Friday, May 27, 2022

Same Old Song and Dance

 Nineteen elementary school-aged children were murdered in a classroom along with two teachers and an additional 15 people were injured when an 18-year-old gunman entered an elementary school in Uvalde, TX with a newly purchased semi-automatic weapon. As parents mourned and struggled to understand, politicians sent out the usual thoughts and prayers and President Biden asked rhetorically, "Why do  we let this keep happening?"

Why, indeed? Why should schoolchildren be targeted in this way? Why should guns that can shoot thirty rounds at a time be legally sold? Why should politicians pray for the dead while doing so little to keep people alive?

The outrage that 4th-grade children should so easily be mowed down in a town of 16,000 is horrendous. The fact that the gun used in the killings was able to be purchased by a kid without so much as a lesson, a license, or parental permission is hard to fathom. Also, where were the police? Why did it take an hour for a tactical unit with the tools/equipment to be assembled and show up at the school? 

Now, here we are two days later and already the handwringing is subsiding. Already we are being told that legislation will take a while. In the meantime, people in Uvalde are burying their young, including the gunman, and trying to make sense out of the nonsensical. And sure, we can keep pointing that the fact that gun violence in the US is so wildly out of control compared to our western nation neighbors. And sure, we can point at the gun lobby and their outsized power over the political leaders in our states and country and how their money is paying for the deaths of innocent people most every day. And sure, we can point at ourselves and the frustration that we have both for those who think the 2nd Amendment means that everybody should be toting a gun and those who think there should be very strict requirements for possessing them. But, if we really do believe in the sanctity of life, we have to decide how that is going to coexist with a culture that celebrates guns and violence.

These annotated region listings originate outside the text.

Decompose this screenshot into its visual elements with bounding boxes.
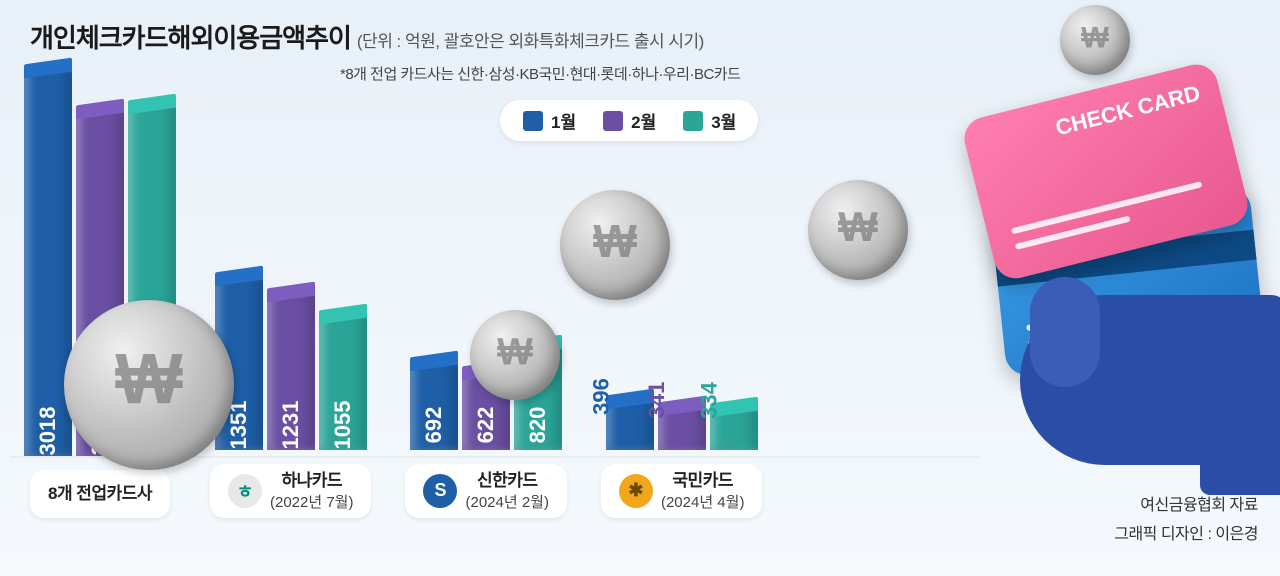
coin-icon: ₩: [64, 300, 234, 470]
chart-footnote: *8개 전업 카드사는 신한·삼성·KB국민·현대·롯데·하나·우리·BC카드: [340, 63, 1260, 84]
group-name: 하나카드: [270, 470, 353, 491]
company-logo-icon: S: [423, 474, 457, 508]
svg-text:₩: ₩: [838, 203, 878, 250]
legend-label: 2월: [631, 108, 656, 133]
svg-text:₩: ₩: [115, 339, 183, 419]
bar-wrap: 334: [710, 407, 758, 450]
chart-title: 개인체크카드해외이용금액추이: [30, 18, 351, 55]
company-logo-icon: ㅎ: [228, 474, 262, 508]
bar-set: 396341334: [606, 399, 758, 450]
bar-wrap: 692: [410, 361, 458, 450]
group-subtext: (2022년 7월): [270, 491, 353, 512]
legend-label: 3월: [711, 108, 736, 133]
group-name: 국민카드: [661, 470, 744, 491]
svg-text:₩: ₩: [497, 332, 533, 374]
group-subtext: (2024년 4월): [661, 491, 744, 512]
legend-item: 1월: [522, 108, 576, 133]
bar-value-label: 3018: [35, 407, 61, 456]
bar-wrap: 1231: [267, 292, 315, 450]
group-name: 8개 전업카드사: [48, 483, 152, 504]
group-label: 8개 전업카드사: [30, 470, 170, 518]
chart-credits: 여신금융협회 자료 그래픽 디자인 : 이은경: [1114, 492, 1258, 550]
bar-value-label: 622: [473, 406, 499, 443]
bar-value-label: 334: [696, 382, 771, 419]
legend-label: 1월: [551, 108, 576, 133]
group-label: S 신한카드(2024년 2월): [405, 464, 566, 518]
bar-value-label: 1055: [330, 400, 356, 449]
group-label: ✱ 국민카드(2024년 4월): [601, 464, 762, 518]
chart-legend: 1월 2월 3월: [500, 100, 758, 141]
designer-credit: 그래픽 디자인 : 이은경: [1114, 521, 1258, 550]
hand-graphic: [1020, 295, 1280, 465]
coin-icon: ₩: [808, 180, 908, 280]
bar-value-label: 820: [525, 406, 551, 443]
bar: 692: [410, 361, 458, 450]
source-credit: 여신금융협회 자료: [1114, 492, 1258, 521]
coin-icon: ₩: [470, 310, 560, 400]
bar-set: 135112311055: [215, 276, 367, 450]
group-subtext: (2024년 2월): [465, 491, 548, 512]
coin-icon: ₩: [560, 190, 670, 300]
bar: 1231: [267, 292, 315, 450]
hand-cards-illustration: CHECK CARD: [960, 15, 1280, 555]
chart-group: 396341334 ✱ 국민카드(2024년 4월): [601, 399, 762, 518]
bar-value-label: 1231: [278, 400, 304, 449]
bar-wrap: 1055: [319, 314, 367, 450]
bar-value-label: 692: [421, 406, 447, 443]
legend-item: 3월: [682, 108, 736, 133]
group-name: 신한카드: [465, 470, 548, 491]
legend-item: 2월: [602, 108, 656, 133]
bar: 1055: [319, 314, 367, 450]
chart-header: 개인체크카드해외이용금액추이 (단위 : 억원, 괄호안은 외화특화체크카드 출…: [30, 18, 1260, 84]
legend-swatch: [682, 110, 704, 132]
chart-group: 135112311055ㅎ하나카드(2022년 7월): [210, 276, 371, 518]
bar: 334: [710, 407, 758, 450]
svg-text:₩: ₩: [593, 215, 637, 267]
legend-swatch: [522, 110, 544, 132]
group-label: ㅎ 하나카드(2022년 7월): [210, 464, 371, 518]
card-label: CHECK CARD: [1053, 80, 1203, 140]
chart-subtitle: (단위 : 억원, 괄호안은 외화특화체크카드 출시 시기): [357, 27, 704, 52]
company-logo-icon: ✱: [619, 474, 653, 508]
legend-swatch: [602, 110, 624, 132]
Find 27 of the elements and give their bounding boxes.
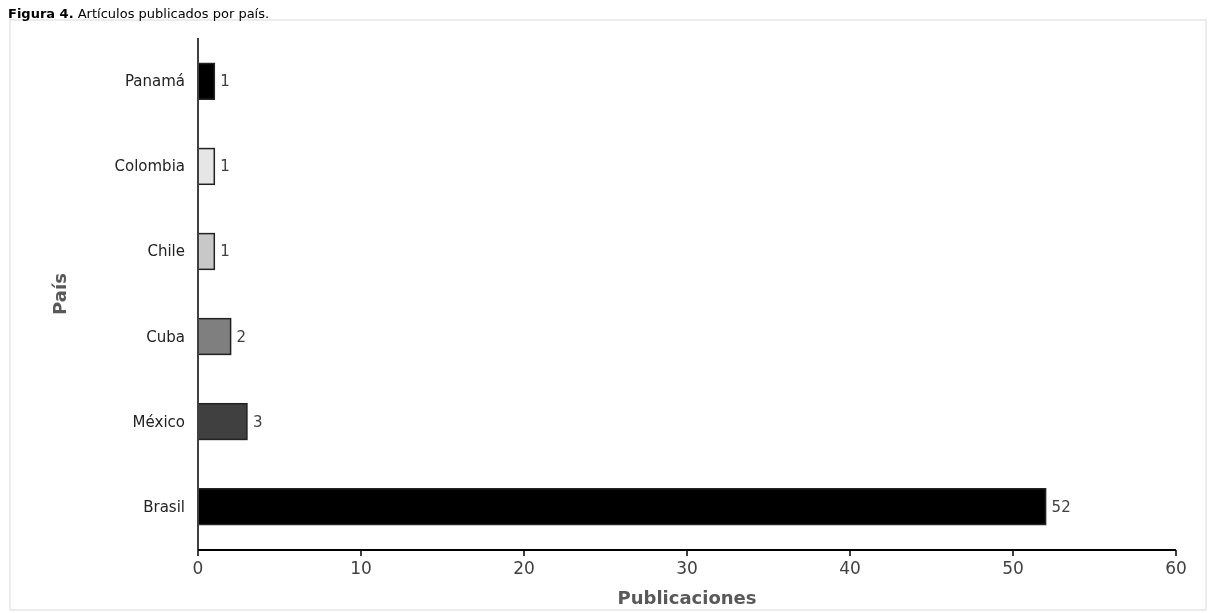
y-tick-label: Colombia — [114, 157, 185, 176]
x-axis-title: Publicaciones — [617, 587, 757, 608]
x-tick-label: 40 — [839, 558, 861, 578]
x-tick-label: 0 — [192, 558, 204, 578]
x-tick-label: 20 — [513, 558, 535, 578]
data-label: 2 — [236, 327, 247, 346]
bar — [197, 147, 216, 186]
data-label: 3 — [252, 412, 263, 431]
bar — [197, 232, 216, 271]
data-label: 1 — [220, 242, 230, 261]
y-tick-label: Brasil — [143, 497, 185, 516]
x-tick-label: 50 — [1002, 558, 1024, 578]
x-tick-label: 10 — [350, 558, 372, 578]
y-tick-label: Cuba — [146, 327, 185, 346]
y-tick-label: Panamá — [124, 72, 185, 91]
data-label: 1 — [220, 72, 230, 91]
y-tick-label: México — [132, 412, 185, 431]
bar — [197, 62, 216, 100]
y-axis-title: País — [49, 273, 70, 315]
y-tick-label: Chile — [147, 242, 185, 261]
chart-title: Figura 4. Artículos publicados por país. — [8, 6, 270, 21]
bar — [197, 317, 232, 356]
bar — [197, 488, 1047, 526]
data-label: 52 — [1051, 497, 1071, 516]
x-tick-label: 30 — [676, 558, 698, 578]
data-label: 1 — [220, 157, 230, 176]
x-tick-label: 60 — [1165, 558, 1187, 578]
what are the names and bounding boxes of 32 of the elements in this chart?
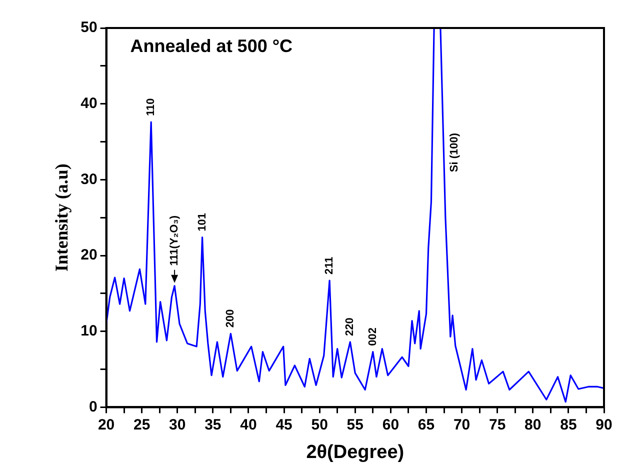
y-tick-label: 30	[80, 170, 98, 188]
x-tick-label: 25	[133, 416, 150, 434]
annotation: 101	[196, 212, 208, 232]
annotation: 111(Y₂O₃)	[168, 215, 181, 266]
x-axis-title: 2θ(Degree)	[306, 442, 404, 463]
y-axis-title: Intensity (a.u)	[51, 164, 72, 272]
x-tick-label: 35	[204, 416, 222, 434]
x-tick-label: 20	[98, 416, 115, 434]
annotation: 002	[366, 327, 379, 346]
x-tick-label: 85	[560, 416, 577, 434]
x-tick-label: 45	[276, 416, 292, 434]
x-tick-label: 55	[346, 416, 364, 434]
x-tick-label: 40	[240, 416, 257, 434]
chart-title: Annealed at 500 °C	[130, 36, 293, 56]
x-tick-label: 75	[489, 416, 506, 434]
annotation: 110	[145, 98, 158, 116]
y-tick-label: 0	[88, 398, 98, 416]
x-tick-label: 65	[418, 416, 435, 434]
annotation: 200	[224, 309, 237, 328]
y-tick-label: 20	[80, 246, 98, 264]
x-tick-label: 50	[311, 416, 328, 434]
x-tick-label: 90	[596, 416, 612, 434]
annotation: Si (100)	[448, 132, 461, 172]
x-tick-label: 60	[382, 416, 400, 434]
x-tick-label: 30	[169, 416, 186, 434]
y-tick-label: 10	[80, 322, 98, 340]
x-tick-label: 80	[524, 416, 542, 434]
y-tick-label: 40	[80, 94, 98, 112]
annotation: 220	[344, 318, 356, 336]
annotation: 211	[324, 256, 336, 275]
x-tick-label: 70	[453, 416, 470, 434]
y-tick-label: 50	[80, 19, 98, 36]
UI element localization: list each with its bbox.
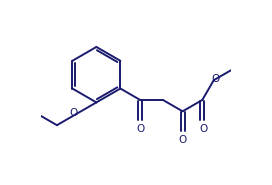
Text: O: O [69, 108, 77, 118]
Text: O: O [178, 135, 187, 145]
Text: O: O [211, 74, 220, 84]
Text: O: O [136, 124, 144, 134]
Text: O: O [199, 124, 208, 134]
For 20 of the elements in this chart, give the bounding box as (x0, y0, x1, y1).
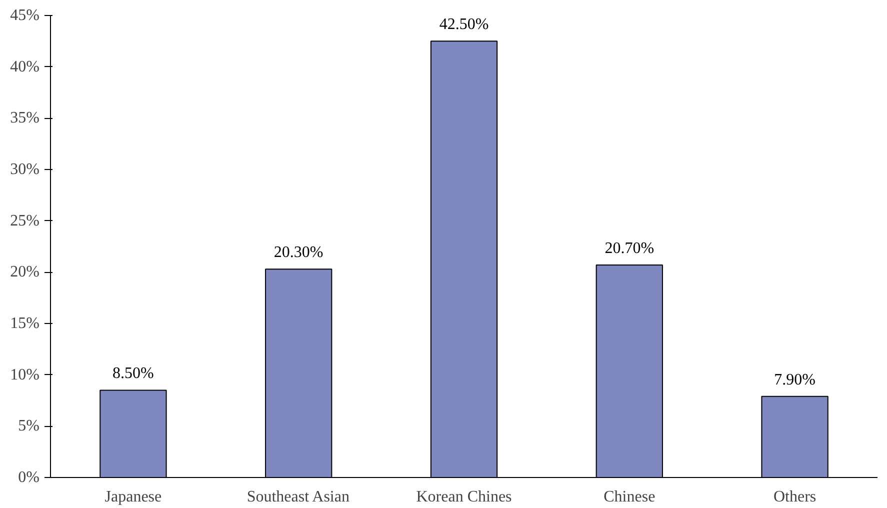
y-tick-label: 35% (10, 110, 40, 127)
y-tick-label: 40% (10, 58, 40, 76)
y-tick-label: 30% (10, 161, 40, 178)
data-label: 7.90% (774, 371, 816, 388)
y-tick-label: 10% (10, 366, 40, 384)
data-label: 42.50% (439, 16, 489, 34)
y-tick-label: 45% (10, 7, 40, 24)
data-label: 20.70% (604, 240, 654, 257)
x-tick-label: Japanese (104, 488, 162, 506)
data-label: 20.30% (274, 244, 324, 262)
data-label: 8.50% (112, 365, 154, 382)
y-tick-label: 0% (18, 469, 40, 486)
x-tick-label: Southeast Asian (246, 488, 350, 506)
y-tick-label: 15% (10, 315, 40, 332)
y-tick-label: 25% (10, 212, 40, 230)
y-tick-label: 5% (18, 418, 40, 435)
x-tick-label: Korean Chines (416, 488, 512, 506)
y-tick-label: 20% (10, 264, 40, 281)
x-tick-label: Chinese (604, 488, 656, 506)
x-tick-label: Others (773, 488, 816, 506)
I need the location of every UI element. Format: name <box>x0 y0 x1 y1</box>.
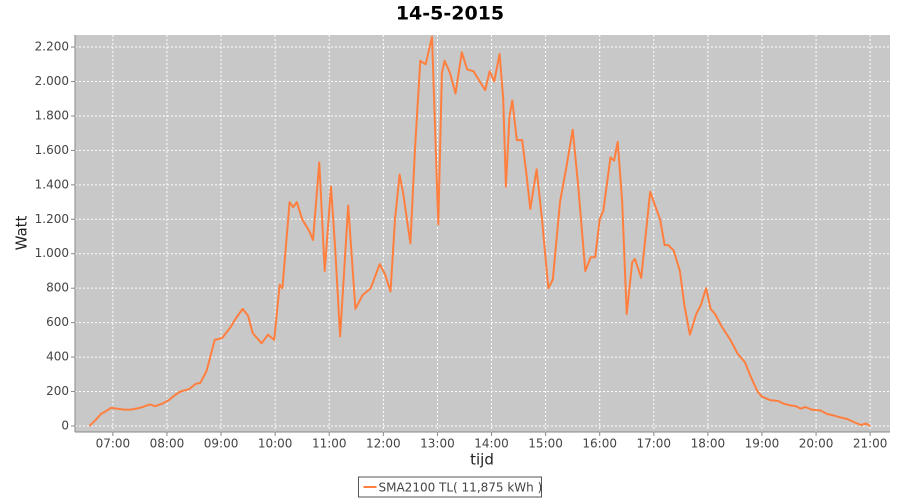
y-tick-label: 1.800 <box>35 108 69 122</box>
x-tick-label: 18:00 <box>691 437 726 451</box>
y-tick-label: 1.400 <box>35 177 69 191</box>
y-tick-label: 400 <box>46 350 69 364</box>
x-tick-label: 08:00 <box>150 437 185 451</box>
x-tick-label: 21:00 <box>853 437 888 451</box>
plot-area <box>75 35 890 432</box>
chart-title: 14-5-2015 <box>396 3 504 25</box>
y-tick-label: 200 <box>46 384 69 398</box>
x-tick-label: 14:00 <box>474 437 509 451</box>
x-tick-label: 07:00 <box>96 437 131 451</box>
x-tick-label: 15:00 <box>528 437 563 451</box>
x-tick-label: 12:00 <box>366 437 401 451</box>
x-tick-label: 20:00 <box>799 437 834 451</box>
y-tick-label: 1.600 <box>35 143 69 157</box>
legend-box <box>358 476 542 498</box>
series-line <box>88 35 871 427</box>
x-tick-label: 10:00 <box>258 437 293 451</box>
y-tick-label: 1.000 <box>35 246 69 260</box>
x-axis-title: tijd <box>470 451 494 469</box>
y-axis-title: Watt <box>13 215 31 250</box>
y-tick-label: 0 <box>61 418 69 432</box>
x-tick-label: 09:00 <box>204 437 239 451</box>
legend-label: SMA2100 TL( 11,875 kWh ) <box>379 481 543 495</box>
y-tick-label: 2.000 <box>35 74 69 88</box>
x-tick-label: 11:00 <box>312 437 347 451</box>
y-tick-label: 800 <box>46 281 69 295</box>
x-tick-label: 19:00 <box>745 437 780 451</box>
y-tick-label: 600 <box>46 315 69 329</box>
y-tick-label: 2.200 <box>35 40 69 54</box>
x-tick-label: 13:00 <box>420 437 455 451</box>
y-tick-label: 1.200 <box>35 212 69 226</box>
x-tick-label: 17:00 <box>636 437 671 451</box>
x-tick-label: 16:00 <box>582 437 617 451</box>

In the meanwhile, the National Rifle Association will still be holding its convention today in Houston, three days after the shooting in Uvalde. The governor of Texas, Greg Abbott, was supposed to be there in person but will now provide a video welcome. His opponent, Beto O'Rourke, who was at Abbott's press conference pressed him the day after the shooting on taking action to deter future massacres. The governor was mute while O'Rourke said, “The time to stop the next shooting is right now and you are doing nothing. This is on you, until you choose to do something different. This will continue to happen. Somebody needs to stand up for the children of this state or they will continue to be killed, just like they were killed in Uvalde yesterday."  Also in the US Senate, “Is Texas the tipping point? Is this what we’ve been waiting for?” Sen. Dick Durbin, D-Ill., said on CNN, hours before the Senate was to vote on whether to advance the Domestic Terrorism Prevention Act of 2022. The answer was a resounding no as the bill was not passed by the 60 votes needed. Indeed, it is the same old song and dance.